Zapewne uwaga większości osób przymierzających się do kupna "Zagubionych w Andach" kieruje się na tytułowy komiks (i całkiem słusznie, bo to świetna historia jest), ale chciałbym też tu pochwalić inną historyjkę z tego tomu: "Sheriff of Bullet Valley", czy też w polskiej wersji: "Kto podskoczy szeryfowi?". Z tego komiksu aż bije nieskrępowany przygodowo-humorystyczny charakter. On nie ma takiej podbudowy historyczno-edukacyjnej jak inne długie przygodówki Barksa (np. "Kamień filozoficzny") czy większość opowieści Rosy.
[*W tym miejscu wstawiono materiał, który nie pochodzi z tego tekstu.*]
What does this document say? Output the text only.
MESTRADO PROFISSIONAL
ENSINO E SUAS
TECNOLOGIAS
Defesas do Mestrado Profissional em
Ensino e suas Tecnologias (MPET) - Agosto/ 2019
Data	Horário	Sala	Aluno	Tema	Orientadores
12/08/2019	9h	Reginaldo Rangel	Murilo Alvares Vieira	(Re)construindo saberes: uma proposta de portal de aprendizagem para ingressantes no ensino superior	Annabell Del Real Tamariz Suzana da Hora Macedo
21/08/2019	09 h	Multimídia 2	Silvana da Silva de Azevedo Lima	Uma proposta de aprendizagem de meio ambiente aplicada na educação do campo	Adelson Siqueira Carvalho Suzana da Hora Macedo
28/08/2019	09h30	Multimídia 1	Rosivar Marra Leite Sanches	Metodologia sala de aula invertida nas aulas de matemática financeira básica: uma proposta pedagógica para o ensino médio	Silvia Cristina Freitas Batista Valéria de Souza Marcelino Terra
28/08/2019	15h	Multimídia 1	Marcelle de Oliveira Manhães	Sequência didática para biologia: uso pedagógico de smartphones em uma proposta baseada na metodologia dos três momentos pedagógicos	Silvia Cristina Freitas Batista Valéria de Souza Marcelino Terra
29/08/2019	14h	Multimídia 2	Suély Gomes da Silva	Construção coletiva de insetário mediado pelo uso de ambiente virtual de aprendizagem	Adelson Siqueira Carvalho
To jest po prostu miło czytająca się akcja na Dzikim Zachodzie z wątkami parodii westernów klasy B. Nie powiem, że ten komiks zmienił moje życie, czy wywołał we mnie podziw dla misternej i erudystycznej konstrukcji fabuły. Ja po prostu miałem z jego lektury wielką frajdę i bardzo chętnie dowiem się, czy Wam też się tak spodoba
"Kto podskoczy szeryfowi?" to także jeden z komiksów należących do przejściowej fazy w karierze Carla Barksa którą najlepiej widać po najdłuższych opowieściach. W pierwszych latach kariery często zdarzały mu się historie, który w swojej konstrukcji przypominały ten-pagery, ale były wydłużone kolejnymi gagami do 20 czy 30 stron. Później Barks powoli, powoli szedł w stronę historii o bardziej skomplikowanej fabule, co widać chociażby po "Tajemnicy starego zamczyska" czy "Zagubionych w Andach", ale bywały też bardziej gagowe historie jak "Złota choinka". A "Kto podskoczy szeryfowi?" to właśnie ciekawe połączenie - niby przygodowy komiks, ale o banalnej fabule i wypełniony gagami bardziej przypominającymi wczesne komiksy Barksa. Nie czuć jednak po nim, żeby był przedłużonym ten-pagerem, ale może właśnie przez sporą dawkę parodii westernów, utrzymuje zainteresowanie przez całe 32 strony.
Poza tym warto podkreślić, że w "Zagubionych w Andach" jest kilka z najlepszych ten-pagerów Barksa w historii jak "Odpowiedź na każde pytanie" czy "Super-kuper".